Ruthigen, which is a wholly owned subsidiary of Oculus Innovative Sciences ($OCLS), plans to file an IND later this year to begin human studies of its lead candidate RUT58-60. The company wants to develop the hypochlorous acid-based compound for thwarting infections in patients after abdominal surgeries because of the large market and unmet need, according to an S-1 filing on Thursday. It aims to be listed on the Nasdaq under the symbol "RTGN."

About 30 biotech companies have gone public amid an IPO frenzy in 2013, raising more than $2 billion in the deals and enticing plenty of startups to follow them onto the public markets.
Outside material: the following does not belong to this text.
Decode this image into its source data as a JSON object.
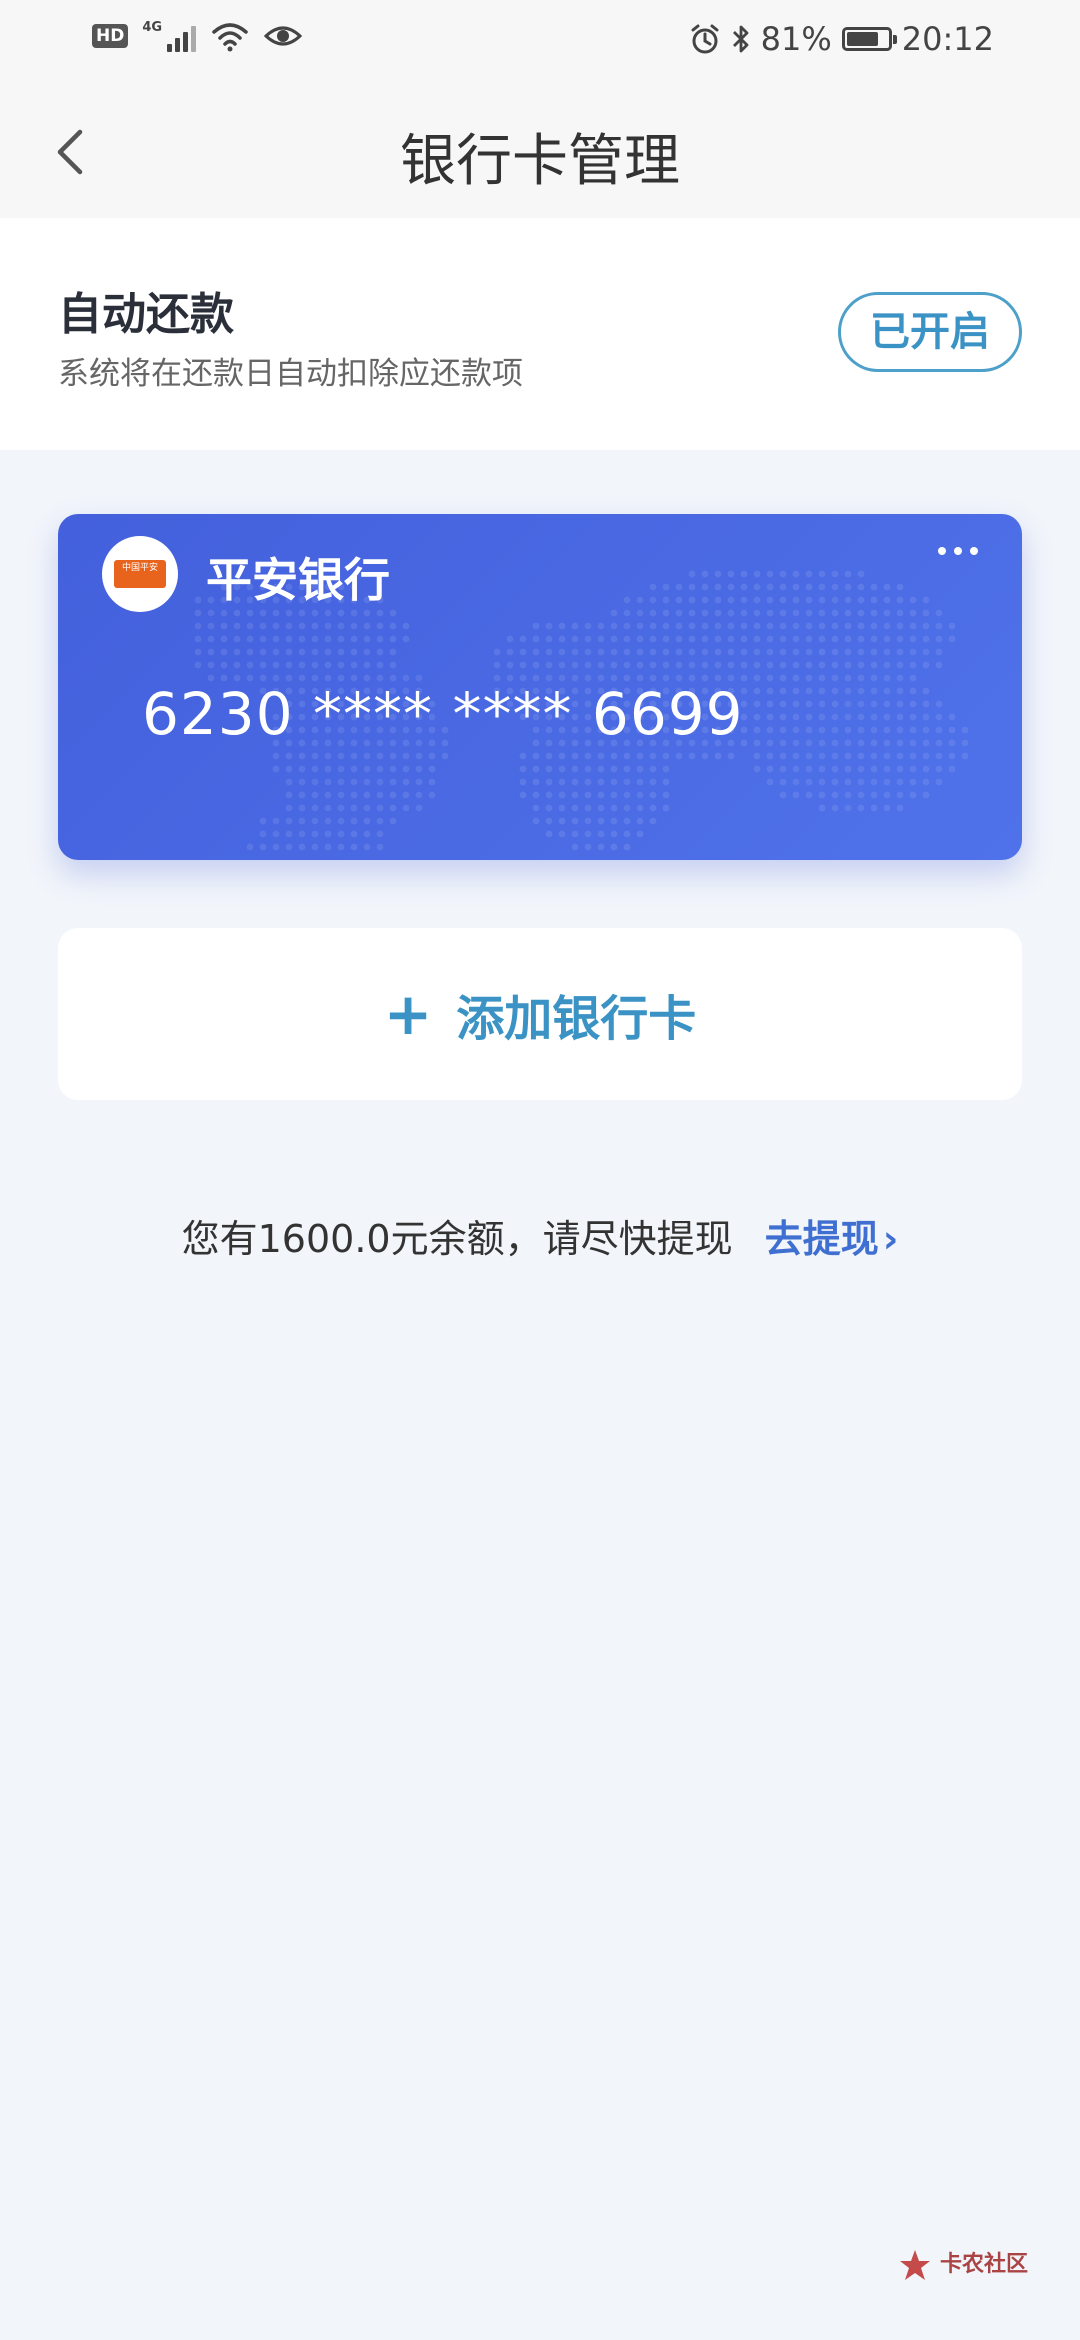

In the aftermath of the 2008 financial meltdown, Ruthigen would likely have been laughed off Wall Street with an IPO plan based largely on the prospects of a preclinical anti-infective therapy. It's too early to say how public investors will receive the company's S-1, yet the startup wouldn't be the first biotech outfit to pull off an IPO this year before entering clinical trials.

Investors might look closely at the details of Ruthigen. Company CEO Hoji Alimi formed the company in January as a wholly owned subsidiary of the device and pharma group Oculus, where he had been chief executive and remains chairman of the board. The plan all along has been for Ruthigen to go public in order to raise funds for clinical development of its lead candidate.

Yet it's worth noting that Oculus, which owns Ruthigen, has a market value of $13.9 million. Ruthigen wants to raise almost twice that amount in its IPO. It's hard to see how this math works without granting RUT58-60 a major step up in value under the ownership of a newly public Ruthigen.